|
Ведь это он вместе со сверходаренным своим ассистентом только что — весной 26–го — стал мишенью веселых насмешек Гильберта за пренебрежение добрым советом поискать волновое уравнение для матриц. И вдруг, именно ему такая участь и честь: стать первооткрывателем физического смысла пси–волн!
Проще всего, конечно, отговориться обычной фразой: еще один каприз истории — и вся недолга… Но дело было глубже.
Максимализмом молодости уже немолодой геттингенский профессор — ему было тогда сорок три — не страдал. Односторонних пристрастий своего ассистента не разделял. И после появления механики Шредингера он, Макс Борн, начал с верой в успех исследовать столкновения микрочастиц, обратившись к помощи волнового уравнения.

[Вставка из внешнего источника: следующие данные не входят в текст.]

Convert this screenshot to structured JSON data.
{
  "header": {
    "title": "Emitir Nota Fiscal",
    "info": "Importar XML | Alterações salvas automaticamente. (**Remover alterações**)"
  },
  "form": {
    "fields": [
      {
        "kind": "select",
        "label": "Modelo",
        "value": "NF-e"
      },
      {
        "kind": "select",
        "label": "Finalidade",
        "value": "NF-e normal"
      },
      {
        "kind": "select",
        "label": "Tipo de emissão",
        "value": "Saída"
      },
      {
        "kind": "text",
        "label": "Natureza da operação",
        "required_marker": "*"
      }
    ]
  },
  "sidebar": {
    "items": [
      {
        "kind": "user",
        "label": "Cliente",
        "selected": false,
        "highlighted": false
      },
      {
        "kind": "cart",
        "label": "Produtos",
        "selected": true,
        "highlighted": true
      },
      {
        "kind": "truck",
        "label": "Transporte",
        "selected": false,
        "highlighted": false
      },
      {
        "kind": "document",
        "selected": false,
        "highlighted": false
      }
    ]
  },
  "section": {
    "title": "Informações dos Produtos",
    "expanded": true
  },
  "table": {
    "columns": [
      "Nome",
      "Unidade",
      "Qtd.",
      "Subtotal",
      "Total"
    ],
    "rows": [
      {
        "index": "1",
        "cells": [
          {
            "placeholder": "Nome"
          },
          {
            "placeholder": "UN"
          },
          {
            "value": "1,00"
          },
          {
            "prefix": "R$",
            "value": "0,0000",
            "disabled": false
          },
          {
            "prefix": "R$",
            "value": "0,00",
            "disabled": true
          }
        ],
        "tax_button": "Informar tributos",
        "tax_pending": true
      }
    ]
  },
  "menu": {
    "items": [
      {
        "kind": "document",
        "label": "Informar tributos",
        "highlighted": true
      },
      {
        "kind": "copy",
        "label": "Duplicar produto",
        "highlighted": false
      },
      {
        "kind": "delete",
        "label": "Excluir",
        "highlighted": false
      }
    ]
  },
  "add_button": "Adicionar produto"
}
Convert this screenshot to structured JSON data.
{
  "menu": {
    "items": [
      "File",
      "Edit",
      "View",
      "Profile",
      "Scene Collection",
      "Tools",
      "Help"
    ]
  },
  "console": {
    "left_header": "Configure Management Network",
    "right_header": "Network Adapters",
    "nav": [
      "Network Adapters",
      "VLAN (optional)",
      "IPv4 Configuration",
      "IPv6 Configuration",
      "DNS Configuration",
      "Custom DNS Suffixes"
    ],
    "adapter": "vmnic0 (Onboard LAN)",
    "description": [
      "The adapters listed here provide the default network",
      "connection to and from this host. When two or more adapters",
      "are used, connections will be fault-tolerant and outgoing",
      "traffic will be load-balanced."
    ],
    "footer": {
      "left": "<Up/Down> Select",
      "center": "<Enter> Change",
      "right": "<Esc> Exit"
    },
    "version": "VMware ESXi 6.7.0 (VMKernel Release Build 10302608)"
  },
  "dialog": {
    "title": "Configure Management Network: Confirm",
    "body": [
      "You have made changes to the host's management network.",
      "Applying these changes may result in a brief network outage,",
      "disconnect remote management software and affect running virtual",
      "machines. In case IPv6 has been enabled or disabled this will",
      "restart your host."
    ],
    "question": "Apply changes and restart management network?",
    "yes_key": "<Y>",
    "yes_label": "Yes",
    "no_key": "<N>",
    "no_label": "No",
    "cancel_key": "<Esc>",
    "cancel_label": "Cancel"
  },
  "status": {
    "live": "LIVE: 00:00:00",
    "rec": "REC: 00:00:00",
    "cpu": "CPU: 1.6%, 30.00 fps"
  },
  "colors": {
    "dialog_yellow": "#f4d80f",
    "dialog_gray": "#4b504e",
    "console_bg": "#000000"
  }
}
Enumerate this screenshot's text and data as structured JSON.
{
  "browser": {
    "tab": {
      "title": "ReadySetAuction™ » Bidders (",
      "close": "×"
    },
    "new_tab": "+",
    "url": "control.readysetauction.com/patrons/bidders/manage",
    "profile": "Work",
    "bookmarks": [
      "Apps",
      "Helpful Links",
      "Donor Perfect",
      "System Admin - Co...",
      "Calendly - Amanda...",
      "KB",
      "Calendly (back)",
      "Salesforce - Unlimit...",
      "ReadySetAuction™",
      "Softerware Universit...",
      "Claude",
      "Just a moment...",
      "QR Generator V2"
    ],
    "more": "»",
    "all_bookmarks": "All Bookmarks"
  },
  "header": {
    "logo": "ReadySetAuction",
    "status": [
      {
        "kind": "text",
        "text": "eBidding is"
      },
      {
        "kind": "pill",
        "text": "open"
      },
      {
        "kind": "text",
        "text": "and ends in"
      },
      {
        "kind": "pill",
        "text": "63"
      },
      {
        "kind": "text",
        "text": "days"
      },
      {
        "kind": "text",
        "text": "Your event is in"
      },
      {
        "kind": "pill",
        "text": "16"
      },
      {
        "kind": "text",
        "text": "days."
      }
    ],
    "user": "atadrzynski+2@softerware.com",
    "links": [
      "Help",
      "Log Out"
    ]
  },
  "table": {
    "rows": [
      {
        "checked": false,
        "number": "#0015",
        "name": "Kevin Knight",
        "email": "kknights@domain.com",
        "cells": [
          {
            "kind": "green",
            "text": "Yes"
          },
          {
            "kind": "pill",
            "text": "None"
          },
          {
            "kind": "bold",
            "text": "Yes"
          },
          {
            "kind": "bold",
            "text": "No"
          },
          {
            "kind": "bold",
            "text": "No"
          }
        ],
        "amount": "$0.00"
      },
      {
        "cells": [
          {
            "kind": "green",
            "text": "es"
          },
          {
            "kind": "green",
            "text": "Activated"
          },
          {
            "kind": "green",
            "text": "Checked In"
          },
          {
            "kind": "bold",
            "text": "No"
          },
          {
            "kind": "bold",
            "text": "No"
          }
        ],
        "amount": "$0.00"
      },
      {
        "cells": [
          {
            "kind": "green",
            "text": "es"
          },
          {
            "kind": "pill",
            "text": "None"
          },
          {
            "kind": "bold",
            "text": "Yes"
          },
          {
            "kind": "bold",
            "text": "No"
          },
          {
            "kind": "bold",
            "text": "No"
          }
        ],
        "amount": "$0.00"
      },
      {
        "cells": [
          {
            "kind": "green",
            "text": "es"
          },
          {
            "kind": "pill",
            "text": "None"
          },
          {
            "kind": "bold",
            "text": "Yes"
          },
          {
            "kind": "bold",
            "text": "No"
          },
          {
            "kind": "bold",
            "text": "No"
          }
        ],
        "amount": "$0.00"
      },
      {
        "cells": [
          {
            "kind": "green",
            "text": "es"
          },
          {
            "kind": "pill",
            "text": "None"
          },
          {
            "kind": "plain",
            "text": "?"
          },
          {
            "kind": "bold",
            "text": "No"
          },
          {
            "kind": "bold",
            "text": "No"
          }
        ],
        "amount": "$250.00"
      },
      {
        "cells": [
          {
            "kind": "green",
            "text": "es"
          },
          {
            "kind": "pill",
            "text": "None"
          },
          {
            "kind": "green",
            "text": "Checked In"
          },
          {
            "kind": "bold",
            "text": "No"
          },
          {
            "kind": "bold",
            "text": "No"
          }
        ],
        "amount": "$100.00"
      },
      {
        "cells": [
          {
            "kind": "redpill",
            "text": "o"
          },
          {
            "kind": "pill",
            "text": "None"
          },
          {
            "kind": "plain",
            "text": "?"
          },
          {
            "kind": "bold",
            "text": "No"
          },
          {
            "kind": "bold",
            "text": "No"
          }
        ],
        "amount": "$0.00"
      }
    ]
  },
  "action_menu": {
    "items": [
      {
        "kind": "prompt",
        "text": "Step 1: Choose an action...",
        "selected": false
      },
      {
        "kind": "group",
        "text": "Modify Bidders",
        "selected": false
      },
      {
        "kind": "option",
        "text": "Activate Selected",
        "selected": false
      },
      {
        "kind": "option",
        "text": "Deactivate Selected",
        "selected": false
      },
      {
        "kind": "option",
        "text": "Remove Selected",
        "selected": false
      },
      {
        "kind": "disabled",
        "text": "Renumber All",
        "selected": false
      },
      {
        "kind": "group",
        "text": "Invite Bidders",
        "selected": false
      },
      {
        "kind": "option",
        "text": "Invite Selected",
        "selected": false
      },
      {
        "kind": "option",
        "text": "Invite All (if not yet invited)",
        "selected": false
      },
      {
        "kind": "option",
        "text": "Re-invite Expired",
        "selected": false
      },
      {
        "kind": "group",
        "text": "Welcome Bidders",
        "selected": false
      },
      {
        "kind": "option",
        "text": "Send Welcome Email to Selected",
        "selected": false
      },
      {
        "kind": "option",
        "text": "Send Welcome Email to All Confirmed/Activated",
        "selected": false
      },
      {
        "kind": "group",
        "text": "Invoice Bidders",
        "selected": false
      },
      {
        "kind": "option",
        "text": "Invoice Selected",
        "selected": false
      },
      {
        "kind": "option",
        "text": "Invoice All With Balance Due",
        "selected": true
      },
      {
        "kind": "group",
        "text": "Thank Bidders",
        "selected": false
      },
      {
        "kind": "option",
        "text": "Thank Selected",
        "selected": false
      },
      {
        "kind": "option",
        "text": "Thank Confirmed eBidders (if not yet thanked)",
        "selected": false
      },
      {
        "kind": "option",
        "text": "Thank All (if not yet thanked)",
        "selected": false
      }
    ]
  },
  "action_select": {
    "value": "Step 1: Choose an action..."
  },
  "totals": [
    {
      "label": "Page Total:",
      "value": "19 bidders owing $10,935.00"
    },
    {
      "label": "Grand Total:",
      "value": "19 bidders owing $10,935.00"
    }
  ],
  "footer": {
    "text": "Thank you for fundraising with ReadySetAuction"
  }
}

Короче: он проявил широту понимания и отверг сектантскую узость. За это и был вознагражден глубоким открытием. Но сначала ему пришлось выслушать обвинение «в измене духу матричной механики». В измене, не меньше! Ясно, что обвинителем стал Гейзенберг.
— Однако вскоре он опомнился, — добавил Бори, вспоминая этот эпизод, — и нашел удивительный способ примирить корпускулярную и волновую картины…
Об этом способе рассказ еще впереди. А чем же волновая механика соблазнила Макса Борна?
Раньше всего остального, привычной доступностью ее математического аппарата: уравнения… непрерывность… Все, как бывало прежде… Этим она подкупала всех. Даже многим классикам она приглянулась своей математической обыкновенностью. Иные из них восприняли ее как обещание близкого возврата к классическим представлениям. Но «измена» Борна так далеко, конечно, не заходила: он вовсе не собирался в угоду Шредингеру пожертвовать частицами и квантовыми скачками. Забавно, как он это объяснял впоследствии:
«Это было связано с тем, что мой институт и институт Джеймса Франка были расположены в одном здании Геттингенского университета. Каждый эксперимент Франка и его учеников по столкновению электронов казался мне новым доказательством корпускулярной природы электрона».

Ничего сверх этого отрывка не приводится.